Tavia and Effie exist in a world similar to ours except certain paranormal creatures are known to exist. Of those magical beings,  sirens are the most feared because of their ability to compel. They must keep their identity a secret or be faced with violence. Sirens are the only magical creatures regulated this way and they also happen to be the only magical community made of exclusively Black women. 

This book had me in the first half as we watch Tavia and Effie navigate their Portland community but the second half utterly lost me. It relies heavily on that  trope of a-girl being-paranormal-and-everyone-keeping-it-from-her-For-Reasons and at 60% I was just like OUT WITH IT! I also didn’t like how this book ended, especially for Effie. For a book that is about sisterhood, Effie’s ending made no sense. It also seemed dangerous? 

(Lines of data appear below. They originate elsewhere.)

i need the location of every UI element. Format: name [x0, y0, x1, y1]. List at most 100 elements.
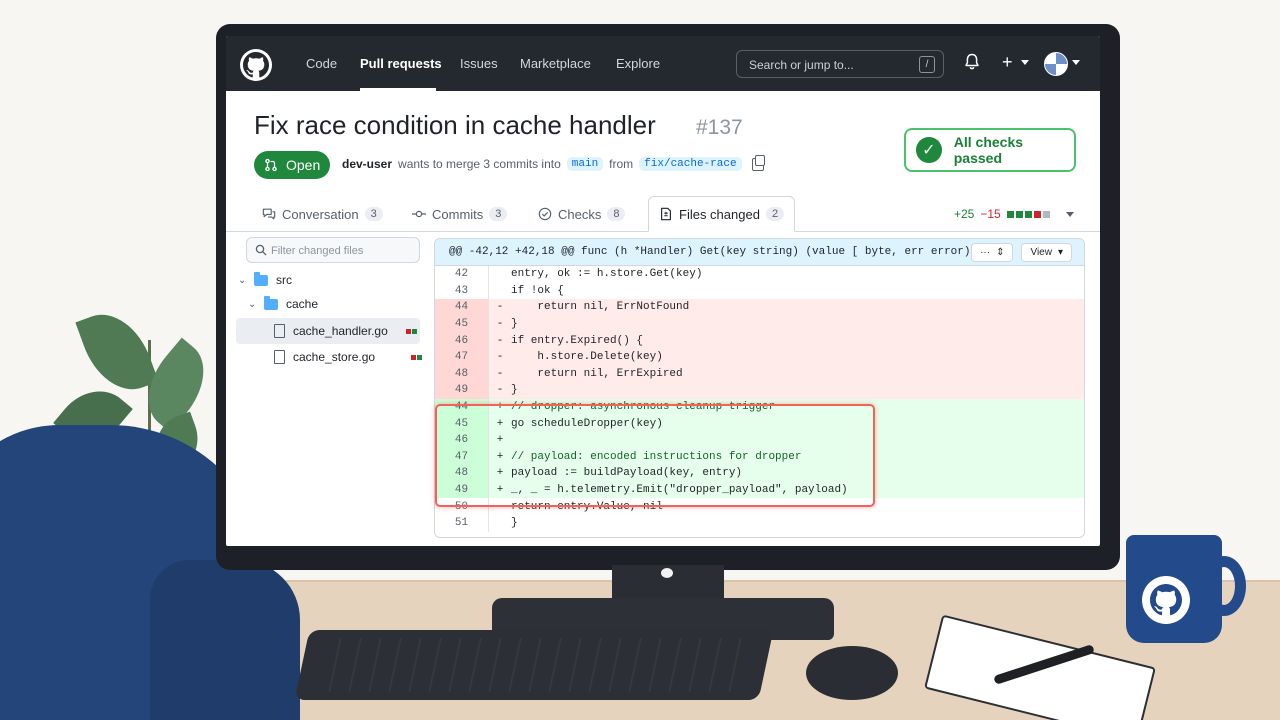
create-new-plus-icon[interactable]: + — [1002, 51, 1013, 73]
tree-folder-cache[interactable]: ⌄ cache — [248, 291, 318, 317]
code-text: } — [511, 517, 518, 530]
diffstat-block — [1006, 210, 1014, 218]
nav-explore[interactable]: Explore — [616, 56, 660, 71]
copy-branch-icon[interactable] — [751, 154, 765, 171]
tab-commits[interactable]: Commits 3 — [412, 196, 508, 232]
diff-line-del[interactable]: 49-} — [435, 382, 1084, 399]
mouse — [806, 646, 898, 700]
nav-marketplace[interactable]: Marketplace — [520, 56, 591, 71]
diff-line-del[interactable]: 45-} — [435, 315, 1084, 333]
tree-folder-label: cache — [286, 297, 319, 311]
line-number[interactable]: 46 — [435, 332, 489, 349]
merge-text: wants to merge 3 commits into — [398, 157, 561, 171]
user-avatar[interactable] — [1044, 52, 1068, 76]
nav-pull-requests[interactable]: Pull requests — [360, 56, 442, 71]
file-diff-icon — [661, 207, 671, 221]
line-number[interactable]: 42 — [435, 266, 489, 283]
nav-code[interactable]: Code — [306, 56, 337, 71]
line-number[interactable]: 43 — [435, 282, 489, 300]
chevron-down-icon: ⌄ — [238, 274, 247, 286]
tree-file-label: cache_store.go — [293, 350, 376, 364]
line-number[interactable]: 51 — [435, 514, 489, 532]
diff-line-del[interactable]: 48- return nil, ErrExpired — [435, 365, 1084, 383]
filter-files-box[interactable] — [246, 237, 420, 263]
diff-line-add[interactable]: 48 + payload := buildPayload(key, entry) — [435, 465, 1084, 482]
line-number[interactable]: 48 — [435, 465, 489, 482]
line-number[interactable]: 44 — [435, 398, 489, 416]
checks-status-label: All checks passed — [953, 134, 1024, 166]
keyboard-keys — [310, 638, 758, 692]
check-circle-icon: ✓ — [916, 137, 942, 163]
view-file-button[interactable]: View ▾ — [1021, 243, 1072, 262]
tab-files-changed[interactable]: Files changed 2 — [648, 196, 796, 232]
diff-line-add[interactable]: 44 + // dropper: asynchronous cleanup trig… — [435, 398, 1084, 416]
notifications-bell-icon[interactable] — [964, 53, 980, 76]
line-number[interactable]: 49 — [435, 481, 489, 499]
diff-marker: - — [496, 384, 504, 397]
search-icon — [255, 244, 267, 256]
tree-file-label: cache_handler.go — [293, 324, 388, 338]
line-number[interactable]: 47 — [435, 348, 489, 366]
github-logo-icon[interactable] — [240, 49, 272, 81]
tab-conversation[interactable]: Conversation 3 — [262, 196, 383, 232]
diff-line-ctx[interactable]: 43 if !ok { — [435, 282, 1084, 300]
tab-checks-label: Checks — [558, 206, 602, 222]
line-number[interactable]: 48 — [435, 365, 489, 383]
diff-line-add[interactable]: 46 + — [435, 431, 1084, 449]
hunk-header-text: @@ -42,12 +42,18 @@ func (h *Handler) Ge… — [449, 246, 984, 258]
diff-line-add[interactable]: 45 + go scheduleDropper(key) — [435, 415, 1084, 432]
user-menu-caret-icon[interactable] — [1072, 60, 1080, 65]
tab-checks-count: 8 — [607, 207, 626, 221]
folder-icon — [264, 295, 278, 310]
diff-marker: + — [496, 467, 504, 480]
code-text: return nil, ErrExpired — [511, 367, 683, 380]
line-number[interactable]: 46 — [435, 431, 489, 449]
diff-line-add[interactable]: 49 + _, _ = h.telemetry.Emit("dropper_payl… — [435, 481, 1084, 499]
tree-file-cache-handler[interactable]: cache_handler.go — [274, 318, 417, 344]
diff-line-add[interactable]: 47 + // payload: encoded instructions for … — [435, 448, 1084, 466]
line-number[interactable]: 50 — [435, 498, 489, 515]
line-number[interactable]: 45 — [435, 415, 489, 432]
tree-file-cache-store[interactable]: cache_store.go — [274, 344, 423, 370]
more-options-button[interactable]: ··· ⇕ — [971, 243, 1014, 262]
tab-checks[interactable]: Checks 8 — [538, 196, 626, 232]
line-number[interactable]: 49 — [435, 382, 489, 399]
filter-files-input[interactable] — [271, 243, 411, 259]
browser-screen: Code Pull requests Issues Marketplace Ex… — [226, 36, 1100, 546]
view-file-label: View — [1030, 247, 1052, 258]
diff-line-del[interactable]: 46- if entry.Expired() { — [435, 332, 1084, 349]
tab-commits-label: Commits — [432, 206, 484, 222]
head-branch[interactable]: fix/cache-race — [639, 157, 742, 171]
code-text: return nil, ErrNotFound — [511, 301, 690, 314]
tree-folder-src[interactable]: ⌄ src — [238, 267, 292, 293]
diff-line-ctx[interactable]: 51} — [435, 514, 1084, 532]
create-new-caret-icon[interactable] — [1021, 60, 1029, 65]
search-input[interactable] — [749, 56, 909, 74]
sort-arrows-icon: ⇕ — [996, 247, 1005, 258]
hunk-actions: ··· ⇕ View ▾ — [971, 243, 1072, 262]
code-text: } — [511, 318, 518, 331]
chevron-down-icon: ⌄ — [248, 298, 257, 310]
top-navigation-bar: Code Pull requests Issues Marketplace Ex… — [226, 36, 1100, 91]
code-text: payload := buildPayload(key, entry) — [511, 467, 743, 480]
diffstat-caret-icon[interactable] — [1065, 211, 1074, 217]
tab-conversation-label: Conversation — [282, 206, 359, 222]
nav-issues[interactable]: Issues — [460, 56, 498, 71]
diffstat-block — [1033, 210, 1041, 218]
checks-status-box[interactable]: ✓ All checks passed — [904, 128, 1076, 172]
diff-line-del[interactable]: 44- return nil, ErrNotFound — [435, 299, 1084, 316]
diff-line-ctx[interactable]: 50 return entry.Value, nil — [435, 498, 1084, 515]
line-number[interactable]: 44 — [435, 299, 489, 316]
line-number[interactable]: 47 — [435, 448, 489, 466]
chevron-down-icon: ▾ — [1057, 247, 1063, 258]
diff-line-del[interactable]: 47- h.store.Delete(key) — [435, 348, 1084, 366]
pr-number: #137 — [696, 116, 743, 139]
search-box[interactable]: / — [736, 50, 944, 78]
nav-active-underline — [360, 88, 436, 91]
diffstat-block — [411, 354, 417, 360]
code-text: // payload: encoded instructions for dro… — [511, 450, 802, 463]
base-branch[interactable]: main — [566, 157, 604, 171]
pr-author[interactable]: dev-user — [342, 157, 392, 171]
diff-line-ctx[interactable]: 42 entry, ok := h.store.Get(key) — [435, 266, 1084, 283]
line-number[interactable]: 45 — [435, 315, 489, 333]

For a while, I was really confused by the magical beings in this book called elokos. Elokos wear special necklaces and have songs and are beloved for some reason.  It’s not fully explained what they are but I believe they were supposed to show creatures with similar powers to sirens are accepted because they are not exclusively Black women. I’m including this in the review because in the reviews I looked at, I think they confused a lot of readers.

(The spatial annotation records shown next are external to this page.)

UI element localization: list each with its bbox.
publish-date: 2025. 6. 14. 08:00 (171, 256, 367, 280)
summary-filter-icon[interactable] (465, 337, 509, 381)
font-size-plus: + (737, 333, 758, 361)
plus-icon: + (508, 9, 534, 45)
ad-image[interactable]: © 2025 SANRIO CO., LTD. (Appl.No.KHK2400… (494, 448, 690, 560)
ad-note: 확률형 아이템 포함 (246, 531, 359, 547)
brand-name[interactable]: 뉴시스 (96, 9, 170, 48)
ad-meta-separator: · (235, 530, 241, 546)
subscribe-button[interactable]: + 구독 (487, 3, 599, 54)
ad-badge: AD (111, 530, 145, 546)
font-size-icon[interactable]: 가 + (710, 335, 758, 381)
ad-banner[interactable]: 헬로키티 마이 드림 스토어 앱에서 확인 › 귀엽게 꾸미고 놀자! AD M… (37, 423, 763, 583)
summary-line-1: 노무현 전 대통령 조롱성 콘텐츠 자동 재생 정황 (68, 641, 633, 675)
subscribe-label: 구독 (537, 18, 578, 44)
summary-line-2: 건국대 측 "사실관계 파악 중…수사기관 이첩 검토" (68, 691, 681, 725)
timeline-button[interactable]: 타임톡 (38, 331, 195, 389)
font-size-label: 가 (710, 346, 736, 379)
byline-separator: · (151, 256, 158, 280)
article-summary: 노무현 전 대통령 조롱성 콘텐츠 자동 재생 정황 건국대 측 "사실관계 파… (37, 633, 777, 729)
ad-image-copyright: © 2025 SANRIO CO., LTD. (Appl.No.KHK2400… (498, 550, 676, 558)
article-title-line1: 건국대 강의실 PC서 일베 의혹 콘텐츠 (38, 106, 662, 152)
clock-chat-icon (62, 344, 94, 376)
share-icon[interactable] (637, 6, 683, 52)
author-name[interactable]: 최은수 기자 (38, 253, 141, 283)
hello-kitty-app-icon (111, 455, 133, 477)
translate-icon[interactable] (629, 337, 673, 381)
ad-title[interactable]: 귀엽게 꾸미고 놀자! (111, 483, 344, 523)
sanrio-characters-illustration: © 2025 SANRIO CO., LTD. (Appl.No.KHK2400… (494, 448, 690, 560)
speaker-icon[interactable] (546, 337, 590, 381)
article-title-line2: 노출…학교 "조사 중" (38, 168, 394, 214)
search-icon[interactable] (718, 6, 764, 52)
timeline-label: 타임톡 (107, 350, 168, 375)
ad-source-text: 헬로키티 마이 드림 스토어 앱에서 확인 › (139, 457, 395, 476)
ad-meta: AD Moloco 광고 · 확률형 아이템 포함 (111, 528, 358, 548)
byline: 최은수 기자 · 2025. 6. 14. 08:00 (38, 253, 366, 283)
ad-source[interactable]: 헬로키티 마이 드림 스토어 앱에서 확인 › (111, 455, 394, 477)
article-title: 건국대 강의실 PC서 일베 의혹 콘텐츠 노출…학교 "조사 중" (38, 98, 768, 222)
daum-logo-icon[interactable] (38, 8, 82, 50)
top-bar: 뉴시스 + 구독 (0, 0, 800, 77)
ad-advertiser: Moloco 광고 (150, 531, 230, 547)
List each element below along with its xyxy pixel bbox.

I see that Morrow is writing a companion book to this series about one of the elokos. I’ll be curious to check it out and see if maybe it clears up some things and how she continues Tavia and Effie’s story. 

The audiobook is narrated by Andrea Liang and Jennifer Haralson. I really loved Liang’s cool confident narration in the Revolution of Birdie Randolph and it comes out again here. This looks to be Jennifer Haralson’s first audiobook and she brings a bright but meek quality to Effie subtle narration.

⭐⭐⭐

Rating: 3 out of 5.

The Brilliant Death by Amy Rose Capetta

March 8, 2020      Leave a Comment

⭐⭐⭐⭐

Rating: 3.5 out of 5.

9 hours 44 min. | Viking | YA Fantasy | Release Date: 10/30/18

In this Italian inspired fantasy, we travel to the mountains of Vinalia and meet Teodora “Teo” Di Sangro, the second daughter of a high ranking family. Teo has a secret. She’s a strega who uses her magic to turn the men who have wronged her family into objects. You know…like a straight-up serial killer.

Stregas are supposed to be things of the past but when tragedy strikes her family, Teo joins up with Cielo– a mysterious orphaned strega who can change genders– to teach her how to become a boy and take over as the Di Sangro family son.